Conclusion du chapitre

Les éléments introduits dans ce chapitre nous fournissent un cadre d’analyse de la dette, du crédit et plus généralement des pratiques financières et monétaires, qui tienne compte de leur diversité historique et coutumière ou « anthropologique » tout en insistant sur les récurrences observées dans le contexte d’étude. Loin du tout Marché ou du tout État, cette diversité peut être saisie et analysée au travers du concept d’institution qui nous autorise à dépasser cette opposition État/Marché.

Récapitulons brièvement ici les principaux éléments de notre cadre analytique. Au travers de l’approche institutionnelle telle que proposée par l’institutionnalisme américain, le cadre analytique proposé met l’accent sur :

  1. Le rôle des éléments traditionnels et coutumiers sur ce que l’on apparente à l’activité économique.
  2. Le rôle des influences collectives et sociales sur les comportements individuels.

Ainsi, face à une approche de l’échange reposant sur des comportements de maximisation d’utilités individuelles, indépendantes du contexte et de l’environnement dans lesquels elles s’inscrivent, l’optique proposée ici affirme que l’analyse de l’action économique est « inséparable des institutions et que le libre jeu des intérêts individuels n’existe pas en dehors d’un cadre social et institutionnel qui façonne la physionomie de ce ‘libre jeu’ » [Blanc, 1998 : 292].

Aussi, l’échange matérialisé par le lien financier est conçu comme d’emblée social, défini par un ensemble de règles qui en font une institution. Nous proposons d’inscrire l’analyse de l’insertion d’un dispositif de microfinance dans les pratiques monétaires et financières des individus dans ce cadre théorique.

Un pas supplémentaire reste cependant à franchir. En effet, nous avons souligné que l’institution constitue le point d’orgue de l’articulation entre logiques individuelle et collective. Dans cette optique, l’approche institutionnelle nous incite à revenir sur l’approche du comportement humain.

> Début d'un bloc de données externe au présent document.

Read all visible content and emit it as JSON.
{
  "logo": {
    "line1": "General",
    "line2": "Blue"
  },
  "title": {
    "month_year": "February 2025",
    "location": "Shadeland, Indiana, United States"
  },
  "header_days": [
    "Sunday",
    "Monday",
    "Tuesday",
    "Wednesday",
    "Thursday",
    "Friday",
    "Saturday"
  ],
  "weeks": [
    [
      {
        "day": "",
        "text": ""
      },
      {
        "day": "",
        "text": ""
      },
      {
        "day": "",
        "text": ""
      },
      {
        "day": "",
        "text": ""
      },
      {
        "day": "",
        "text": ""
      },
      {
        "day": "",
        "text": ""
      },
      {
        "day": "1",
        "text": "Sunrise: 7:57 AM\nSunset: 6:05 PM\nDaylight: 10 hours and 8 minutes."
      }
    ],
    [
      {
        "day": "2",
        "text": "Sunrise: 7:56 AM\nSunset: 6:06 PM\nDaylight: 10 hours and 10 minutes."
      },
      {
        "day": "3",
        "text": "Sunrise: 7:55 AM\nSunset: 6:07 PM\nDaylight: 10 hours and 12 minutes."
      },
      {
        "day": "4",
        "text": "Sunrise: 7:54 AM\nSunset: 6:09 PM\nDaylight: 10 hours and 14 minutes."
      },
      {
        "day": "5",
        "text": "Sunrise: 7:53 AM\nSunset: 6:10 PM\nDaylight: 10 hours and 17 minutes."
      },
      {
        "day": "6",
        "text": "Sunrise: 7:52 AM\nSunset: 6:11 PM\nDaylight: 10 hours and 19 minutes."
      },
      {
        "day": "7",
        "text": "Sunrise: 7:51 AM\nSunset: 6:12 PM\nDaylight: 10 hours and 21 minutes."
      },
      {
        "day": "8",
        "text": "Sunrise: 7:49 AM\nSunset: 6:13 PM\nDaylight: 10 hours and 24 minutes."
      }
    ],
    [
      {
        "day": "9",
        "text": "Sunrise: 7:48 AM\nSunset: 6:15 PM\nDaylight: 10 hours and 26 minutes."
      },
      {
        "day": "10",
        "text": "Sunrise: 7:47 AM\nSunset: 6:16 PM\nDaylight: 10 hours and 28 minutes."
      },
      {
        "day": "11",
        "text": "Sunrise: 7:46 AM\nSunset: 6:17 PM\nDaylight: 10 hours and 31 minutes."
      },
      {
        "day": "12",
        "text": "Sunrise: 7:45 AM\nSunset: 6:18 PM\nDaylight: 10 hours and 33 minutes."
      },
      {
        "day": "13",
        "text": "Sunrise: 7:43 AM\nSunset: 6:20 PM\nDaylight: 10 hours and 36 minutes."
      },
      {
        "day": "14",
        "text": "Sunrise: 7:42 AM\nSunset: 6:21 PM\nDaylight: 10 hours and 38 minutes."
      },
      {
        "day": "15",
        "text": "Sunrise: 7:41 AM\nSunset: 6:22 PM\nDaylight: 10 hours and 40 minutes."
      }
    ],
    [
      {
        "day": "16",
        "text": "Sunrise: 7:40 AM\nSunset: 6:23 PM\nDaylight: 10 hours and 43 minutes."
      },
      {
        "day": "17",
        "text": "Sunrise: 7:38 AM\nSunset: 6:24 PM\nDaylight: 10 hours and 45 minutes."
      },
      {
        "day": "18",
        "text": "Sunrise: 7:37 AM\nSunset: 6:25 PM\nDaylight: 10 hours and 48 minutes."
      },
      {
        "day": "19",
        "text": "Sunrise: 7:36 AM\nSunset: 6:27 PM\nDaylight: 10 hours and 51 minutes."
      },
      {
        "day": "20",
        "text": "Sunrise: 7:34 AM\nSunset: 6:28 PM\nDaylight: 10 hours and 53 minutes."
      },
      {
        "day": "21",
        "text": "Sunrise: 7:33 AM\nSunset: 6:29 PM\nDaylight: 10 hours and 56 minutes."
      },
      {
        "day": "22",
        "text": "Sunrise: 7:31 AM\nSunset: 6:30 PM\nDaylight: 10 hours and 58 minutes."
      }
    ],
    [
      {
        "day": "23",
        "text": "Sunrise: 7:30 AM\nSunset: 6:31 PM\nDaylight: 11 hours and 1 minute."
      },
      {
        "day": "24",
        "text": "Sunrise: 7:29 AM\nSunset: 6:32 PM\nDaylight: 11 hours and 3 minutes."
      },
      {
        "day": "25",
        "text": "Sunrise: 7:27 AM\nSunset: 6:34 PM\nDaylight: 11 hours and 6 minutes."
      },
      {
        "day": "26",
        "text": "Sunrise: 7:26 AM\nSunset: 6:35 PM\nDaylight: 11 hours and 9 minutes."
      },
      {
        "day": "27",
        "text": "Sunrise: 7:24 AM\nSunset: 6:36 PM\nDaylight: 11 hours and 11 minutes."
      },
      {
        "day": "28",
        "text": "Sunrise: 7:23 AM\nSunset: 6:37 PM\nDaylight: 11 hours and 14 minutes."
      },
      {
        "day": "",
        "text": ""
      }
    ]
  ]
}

Le premier impératif consiste à dépasser l’individualisme méthodologique qui érige la maximisation de l’utilité individuelle en règle de comportement. Néanmoins, nous avons également souligné qu’au sein de cet ensemble de règles qui constitue l’institution, les individus contribuent, au travers de leurs actions, à faire évoluer l’institution. La subordination de l’individu à la totalité sociale n’est donc pas davantage appropriée. Il s’agira donc dans les développements qui suivent (chapitre 2), de dépasser l’opposition entre individualisme et holisme méthodologiques pour envisager les individus comme des acteurs en interaction les uns avec les autres.